Excavation’s two daughters search for fathers in worlds as unique and enigmatic as the Barnum Museum itself, where Phineas Gage once did a stint in the Hall of Curiosities as The Only Living Man With a Hole Clean Through His Head.

First work shopped as a staged reading at the old Dixon Place, Excavation is still in development, most recently as part of IRT Theater’s 3B Development Series in the Fall of 2008.

IRT Cast and Crew: Michael Aiello, Tom Brangle, Chris Campbell, Anna Foss Wilson, Betty LaRoe, Cecil MacKinnon, Ralph Martin, Gregor Paslawsky; director, Gregor Paslawsky; a.d., Nell Del Giudice; design, Mick Kolodgy; tech, Mike Taylor

Original Dixon Place Cast and Crew: Carol Estey, Betty LaRoe, Keely Madden, John Nesci, Gregor Paslawsky, Bill Raymond, Dale Soules, Oliver Wadsworth, Will Warren, Marilyn Worrell; director, Rachel Dickstein; dramaturgy, Stephanie Coen

 

 

 

 

Constructed as a loosely linked montage of stories, scenes and vignettes, Redheads/Redtales is a group memoir written by Page Dougherty Delano, Ellen Geist and myself.  The three of us first met in the late 1980s at a conference for activist artists in New York. We felt an immediate connection to each other and began getting together at a café on Washington Square Park to talk, share our writing and discuss politics. We discovered we had a lot of political language in common, along with a certain political outlook that resonated, but it took a couple of years of café meetings for us to confess our backgrounds in a far left Maoist political organization – the same far left Maoist political organization.  How could it be we’d been members of the same revolutionary party without knowing each other?

Page’s work with the organization was in the mid-70s in the coal fields of West Virginia organizing miners and their wives. Ellen was sent to the factories of Ohio in the late 70s to lead union struggles. And throughout the 1980s I’d been spreading the revolutionary word in New York City’s projects and borderline neighborhoods like the South Bronx and East New York.

The idea of writing a group memoir came out of a conversation about what might be interesting to a larger audience about the kind of commitment and level of involvement the three of us had experienced.  We realized there was something unique about our particular organization and our stories – unlike members of other groups, we were asked to abandon the class identity we were born into and to immerse ourselves in the working class or in Lenin’s “real proletariat” instead, essentially leaving our previous identities behind.
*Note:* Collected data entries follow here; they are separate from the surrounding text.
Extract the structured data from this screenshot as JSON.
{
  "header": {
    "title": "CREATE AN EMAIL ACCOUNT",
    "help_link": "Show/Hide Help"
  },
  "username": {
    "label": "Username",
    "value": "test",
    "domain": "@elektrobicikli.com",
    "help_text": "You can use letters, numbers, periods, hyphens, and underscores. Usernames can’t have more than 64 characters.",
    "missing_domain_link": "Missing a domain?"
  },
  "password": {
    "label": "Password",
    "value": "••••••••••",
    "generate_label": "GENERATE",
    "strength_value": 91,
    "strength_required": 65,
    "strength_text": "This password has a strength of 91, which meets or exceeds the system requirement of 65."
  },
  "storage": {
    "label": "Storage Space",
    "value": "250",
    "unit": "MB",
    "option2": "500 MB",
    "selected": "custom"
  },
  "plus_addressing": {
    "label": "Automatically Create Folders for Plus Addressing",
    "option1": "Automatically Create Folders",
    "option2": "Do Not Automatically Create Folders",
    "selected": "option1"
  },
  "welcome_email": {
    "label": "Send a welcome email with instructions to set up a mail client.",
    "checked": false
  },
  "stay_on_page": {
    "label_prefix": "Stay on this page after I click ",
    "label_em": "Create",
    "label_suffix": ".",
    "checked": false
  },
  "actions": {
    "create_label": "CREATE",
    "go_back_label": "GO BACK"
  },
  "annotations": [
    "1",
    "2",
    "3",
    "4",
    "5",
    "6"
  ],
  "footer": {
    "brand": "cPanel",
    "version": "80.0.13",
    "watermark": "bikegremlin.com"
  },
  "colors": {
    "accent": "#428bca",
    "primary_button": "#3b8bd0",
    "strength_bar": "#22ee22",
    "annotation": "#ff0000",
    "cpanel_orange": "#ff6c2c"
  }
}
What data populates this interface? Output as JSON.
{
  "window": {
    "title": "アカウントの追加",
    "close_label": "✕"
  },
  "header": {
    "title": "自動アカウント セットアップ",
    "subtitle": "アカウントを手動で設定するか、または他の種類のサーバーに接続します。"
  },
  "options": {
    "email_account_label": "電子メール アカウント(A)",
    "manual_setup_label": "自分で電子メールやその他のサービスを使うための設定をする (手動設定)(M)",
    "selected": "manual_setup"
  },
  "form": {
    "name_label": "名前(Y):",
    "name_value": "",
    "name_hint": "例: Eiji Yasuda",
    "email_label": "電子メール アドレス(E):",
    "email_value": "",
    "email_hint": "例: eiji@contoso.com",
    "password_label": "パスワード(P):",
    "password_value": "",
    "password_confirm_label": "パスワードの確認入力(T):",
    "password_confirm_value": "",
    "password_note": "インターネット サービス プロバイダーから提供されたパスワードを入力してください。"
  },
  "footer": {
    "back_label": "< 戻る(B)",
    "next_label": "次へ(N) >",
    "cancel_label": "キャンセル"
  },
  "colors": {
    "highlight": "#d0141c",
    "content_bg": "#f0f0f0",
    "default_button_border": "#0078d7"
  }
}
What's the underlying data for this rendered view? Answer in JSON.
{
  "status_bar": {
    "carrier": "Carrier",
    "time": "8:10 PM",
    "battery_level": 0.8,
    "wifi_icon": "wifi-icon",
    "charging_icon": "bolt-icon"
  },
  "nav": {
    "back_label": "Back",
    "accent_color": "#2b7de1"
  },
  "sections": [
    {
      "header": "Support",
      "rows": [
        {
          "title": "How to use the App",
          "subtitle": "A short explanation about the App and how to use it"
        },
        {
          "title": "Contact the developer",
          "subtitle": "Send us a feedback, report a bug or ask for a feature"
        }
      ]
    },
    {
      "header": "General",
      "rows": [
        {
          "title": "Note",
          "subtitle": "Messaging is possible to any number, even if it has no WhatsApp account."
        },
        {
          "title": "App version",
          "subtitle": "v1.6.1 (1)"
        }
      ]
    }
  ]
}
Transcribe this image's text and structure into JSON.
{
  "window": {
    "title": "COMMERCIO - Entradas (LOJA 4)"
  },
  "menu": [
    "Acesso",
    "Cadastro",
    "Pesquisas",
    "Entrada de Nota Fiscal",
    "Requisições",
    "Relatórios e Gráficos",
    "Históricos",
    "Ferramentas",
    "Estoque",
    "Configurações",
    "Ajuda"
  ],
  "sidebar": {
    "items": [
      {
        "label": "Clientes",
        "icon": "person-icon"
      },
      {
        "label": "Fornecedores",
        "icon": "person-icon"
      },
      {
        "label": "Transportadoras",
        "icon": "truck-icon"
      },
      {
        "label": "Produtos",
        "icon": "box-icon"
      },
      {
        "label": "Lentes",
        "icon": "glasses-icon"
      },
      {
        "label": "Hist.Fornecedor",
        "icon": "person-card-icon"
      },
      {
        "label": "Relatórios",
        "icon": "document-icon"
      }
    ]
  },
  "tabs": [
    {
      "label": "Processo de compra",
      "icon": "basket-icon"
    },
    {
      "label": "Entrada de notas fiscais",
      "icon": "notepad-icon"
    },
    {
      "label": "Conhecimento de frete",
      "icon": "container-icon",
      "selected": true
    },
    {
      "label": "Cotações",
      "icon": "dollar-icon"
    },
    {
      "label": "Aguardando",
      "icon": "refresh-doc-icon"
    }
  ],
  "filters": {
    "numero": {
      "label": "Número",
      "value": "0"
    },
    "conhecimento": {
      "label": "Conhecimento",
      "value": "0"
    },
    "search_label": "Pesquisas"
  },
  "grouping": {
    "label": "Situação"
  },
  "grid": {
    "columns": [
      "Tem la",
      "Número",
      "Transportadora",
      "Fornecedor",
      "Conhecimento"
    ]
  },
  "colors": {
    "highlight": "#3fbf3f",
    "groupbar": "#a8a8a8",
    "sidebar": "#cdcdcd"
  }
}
We began writing pieces of our individual stories and to look for a venue to present the work in order to gauge the level of interest. Our first gig was at Barbe’s café/club in Park Slope, Brooklyn. Forced to spontaneously come up with a name/title for the ad, we chose Red Heads/Red Tales – a double entendre, all three of us are red heads. Response to the Barbes reading was overwhelmingly enthusiastic, and since then we’ve continued to write and read new work.  The full manuscript is almost complete – sections will soon be available online

 

 

 

 

 

 

 

This three character piece explores two aspects of our complicated relationship to the desire to fall/fly. The first has to do with asking where our compulsion-repulsion to falling comes from and how our fear translates into the yearning to fly.  Our nightmares are ruled by the sensation of plunging into the abyss; we make paintings to capture the dichotomy of the freedom/terror inspired by moving through air; we refer to the possibility of falling as metaphor and symbol. The second relates to the theatrical “ordeal” known as the Ring of Fire. Actors have been stepping into the Ring for years as a theatre exercise, primarily in connection to Le Coq/Gaulier-inspired clown work.  Why do they agree to step over that line and into the circle? What persuades anyone to voluntarily jump off that particular cliff, and what might be underneath the impulse?  Fear of falling and stepping into an imaginary Ring of Fire – how do these things connect, especially on stage? To find out, the play recreates the Ring, examines the relevant rules of physics, and attempts to comprehend the miracle of juggling.

Dr. Madeline Caker is a physicist specializing in bodies in motion, specifically, falling bodies.  She’s retreated into her research and teaching in order to avoid looking directly at what incessantly haunts her – her dead brother, Jerome, who was obsessed with flying.  Leopold is a former actor and “dark clown” who’s refashioned himself into a workshop facilitator focused on unlocking the deepest insecurities of everyday people in order to free them from themselves – using the Ring of Fire as his primary tool.  Concerned by a disturbing trend he sees in his clients, Leopold seeks out Madeline’s expertise in the hope of solving the mystery. The three characters come together around the Ring of Fire, each looking for the means to fly.

Short-listed for the 2008 HotINK! Festival, the play is still in development. Early scenes were first presented at a New Georges Performathon (2003); a workshop production of a complete version was presented in 2004 at the Vern Cliffe Center for the Arts, Portsmouth, Ohio, as part of the new-works-in-progress Third Millennium Festival.